Sometimes, the people who have passed, are the very people you could really do with talking to. My brother contracted lung cancer and passed away in October 2013 (R.I.P. Rod, we miss you). Mum was diagnosed last year. This is a letter/conversation with my brother.

I never really thought about this time coming, or of facing it, without you being around. Maybe you wouldn’t have shouldered the burden, or maybe you would, as the eldest. I know you had problems of your own. Drugs and alcohol, all the harsh things that come with that.

Life twisted and turned in ways we never expected. I think we would get terribly drunk. We probably would. And often.

Watching mums decline is a terrible thing.
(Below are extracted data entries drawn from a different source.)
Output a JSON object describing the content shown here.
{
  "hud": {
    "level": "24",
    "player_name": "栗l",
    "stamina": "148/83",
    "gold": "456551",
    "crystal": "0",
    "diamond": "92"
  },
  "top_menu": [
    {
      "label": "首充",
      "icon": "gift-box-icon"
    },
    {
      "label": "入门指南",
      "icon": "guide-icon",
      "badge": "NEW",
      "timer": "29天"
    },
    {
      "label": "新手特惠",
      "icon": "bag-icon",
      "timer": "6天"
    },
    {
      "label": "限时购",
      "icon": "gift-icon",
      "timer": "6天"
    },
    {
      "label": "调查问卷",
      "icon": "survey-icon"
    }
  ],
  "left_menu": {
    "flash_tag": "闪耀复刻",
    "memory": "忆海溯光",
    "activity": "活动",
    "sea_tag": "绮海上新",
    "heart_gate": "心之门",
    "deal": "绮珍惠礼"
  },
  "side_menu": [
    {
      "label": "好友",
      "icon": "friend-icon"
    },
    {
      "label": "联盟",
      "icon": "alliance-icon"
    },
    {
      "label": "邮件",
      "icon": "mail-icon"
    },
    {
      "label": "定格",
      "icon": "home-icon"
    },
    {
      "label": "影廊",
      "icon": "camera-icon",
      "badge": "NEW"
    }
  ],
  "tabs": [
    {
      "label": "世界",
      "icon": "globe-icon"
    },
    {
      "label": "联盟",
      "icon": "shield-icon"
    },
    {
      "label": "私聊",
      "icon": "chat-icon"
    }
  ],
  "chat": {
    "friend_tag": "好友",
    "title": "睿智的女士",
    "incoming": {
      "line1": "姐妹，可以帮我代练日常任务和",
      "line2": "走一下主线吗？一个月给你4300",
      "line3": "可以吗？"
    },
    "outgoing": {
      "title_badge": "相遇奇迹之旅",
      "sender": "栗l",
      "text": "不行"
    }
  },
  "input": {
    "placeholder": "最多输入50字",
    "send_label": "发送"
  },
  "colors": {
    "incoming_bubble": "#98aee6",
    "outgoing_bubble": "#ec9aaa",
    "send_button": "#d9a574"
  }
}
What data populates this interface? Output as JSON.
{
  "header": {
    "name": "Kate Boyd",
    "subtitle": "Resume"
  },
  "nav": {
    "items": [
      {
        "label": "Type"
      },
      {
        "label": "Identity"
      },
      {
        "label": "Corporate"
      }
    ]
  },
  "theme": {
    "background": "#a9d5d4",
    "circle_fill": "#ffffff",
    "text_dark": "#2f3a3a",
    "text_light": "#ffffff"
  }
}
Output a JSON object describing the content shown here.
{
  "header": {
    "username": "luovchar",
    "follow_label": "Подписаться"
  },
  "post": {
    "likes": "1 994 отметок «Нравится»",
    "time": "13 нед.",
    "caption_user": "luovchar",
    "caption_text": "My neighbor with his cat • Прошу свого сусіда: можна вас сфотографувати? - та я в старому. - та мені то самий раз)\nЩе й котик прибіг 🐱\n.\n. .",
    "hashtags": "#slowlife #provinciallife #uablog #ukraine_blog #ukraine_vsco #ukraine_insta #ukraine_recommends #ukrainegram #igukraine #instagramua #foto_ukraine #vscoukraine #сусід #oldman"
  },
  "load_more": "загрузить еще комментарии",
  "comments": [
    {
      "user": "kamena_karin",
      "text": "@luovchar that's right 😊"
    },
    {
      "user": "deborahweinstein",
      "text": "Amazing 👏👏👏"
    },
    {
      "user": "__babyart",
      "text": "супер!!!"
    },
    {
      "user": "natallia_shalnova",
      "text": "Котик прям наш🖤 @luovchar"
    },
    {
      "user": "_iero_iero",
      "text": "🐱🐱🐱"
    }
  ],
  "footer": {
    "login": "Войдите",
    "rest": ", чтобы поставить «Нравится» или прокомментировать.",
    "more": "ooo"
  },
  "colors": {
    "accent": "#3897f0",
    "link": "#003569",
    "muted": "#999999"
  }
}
Its eases a bit when I am busy. Work, life, going up and down, not knowing what to say or do for her. How does anyone watch their mum slowly slip away? What do you say when she is tearing herself up inside with stress, worry, tension and god knows what? How do you ease her pain?

She watched and nursed you through this very same thing. She knows the stages. The symptoms. Every twist and turn. That is a double edged sword.

Easing other peoples pain is her thing. She doesn’t deal so well with her own. Now she has no  choice. I’ve gotta tell you, it is not sitting well for her.

I guess this is why you need to savour the good. To see you through the bad.

She will be with you soon. Wherever that might be. At peace. Take good care of her. She is one in a million.